When Mexican orange blossom (scientific name: Choisya) is in bloom, you will see a bush on which the greenery is almost totally obscured by the white umbels. Up close those umbels are revealed to consist of fantastic individual flowers. Mexican orange blossom can reach a height of one and a half to two metres, and blooms in May and June with white flowers and a delectable fragrance. Those flowers are very attractive: five petals in a star shape around a green heart with a host of tall golden stamens. Mexican orange blossom is green in winter with dark, leathery leaves that smell of lemon if you rub them between your fingers. So you can enjoy an attractive scented ornamental shrub throughout the year.
Rich bloomer on dry soil
As the name suggests, Mexican orange blossom comes from Mexico. It survives there on fairly dry soil, which makes it a futureproof plant for the predicted drier summers. The plant is a member of the rue family. Butterflies, bumblebees and honeybees find the shrub irresistible. It’s a real biotope booster for its surroundings.

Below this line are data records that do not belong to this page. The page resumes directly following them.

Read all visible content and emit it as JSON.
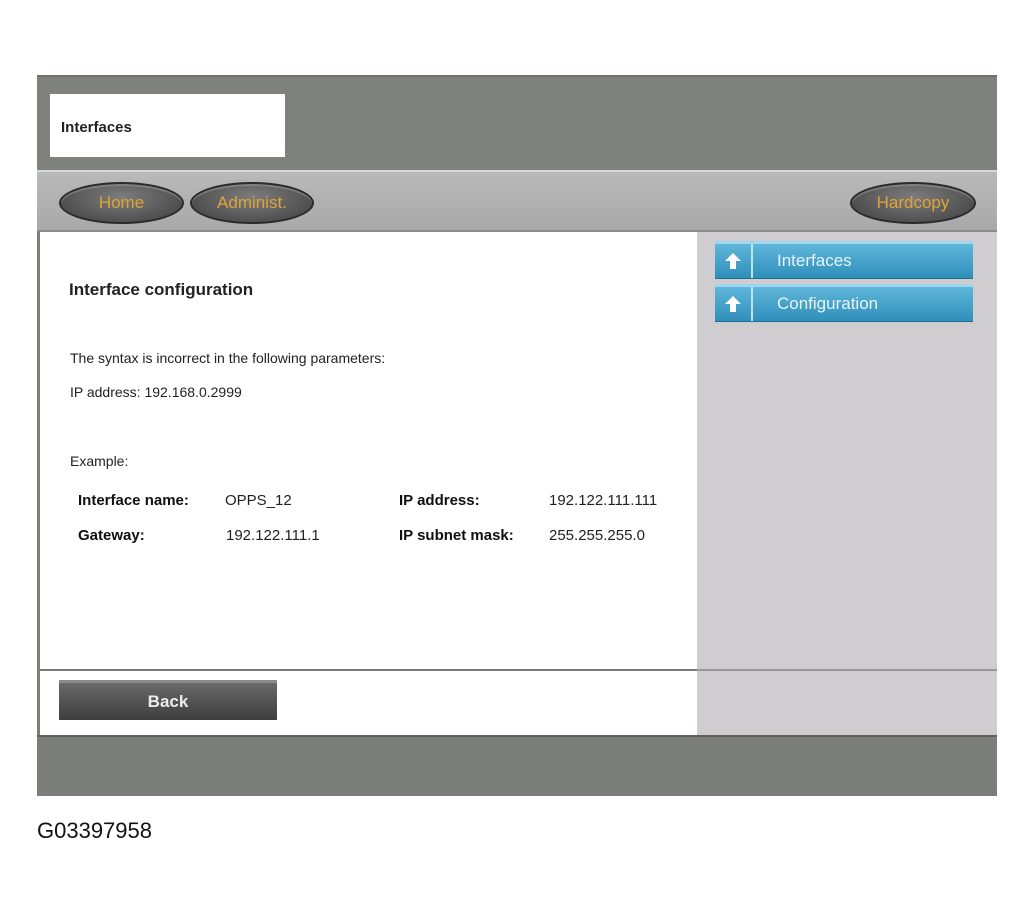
{
  "window": {
    "title": "Interfaces"
  },
  "nav": {
    "home_label": "Home",
    "admin_label": "Administ.",
    "hardcopy_label": "Hardcopy"
  },
  "main": {
    "section_title": "Interface configuration",
    "error_message": "The syntax is incorrect in the following parameters:",
    "error_param": "IP address:  192.168.0.2999",
    "example_label": "Example:",
    "example": {
      "interface_name_label": "Interface name:",
      "interface_name_value": "OPPS_12",
      "ip_address_label": "IP address:",
      "ip_address_value": "192.122.111.111",
      "gateway_label": "Gateway:",
      "gateway_value": "192.122.111.1",
      "subnet_mask_label": "IP subnet mask:",
      "subnet_mask_value": "255.255.255.0"
    },
    "back_label": "Back"
  },
  "side": {
    "items": [
      {
        "label": "Interfaces",
        "icon": "arrow-up-icon"
      },
      {
        "label": "Configuration",
        "icon": "arrow-up-icon"
      }
    ]
  },
  "colors": {
    "nav_text": "#e0a435",
    "side_button": "#2f8fba",
    "frame": "#7b7e79"
  },
  "image_code": "G03397958"
}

- Mexican orange blossom derives its name from the fact that the flowers resemble the blossom of the orange tree.
- Mexican orange blossom was brought to Europe in 1825 as the result of a botanical mission. It was initially an exclusive orangery plant here, until it was discovered that it can cope very well outside.
- The plant symbolises endurance because it continues to flower during dry periods.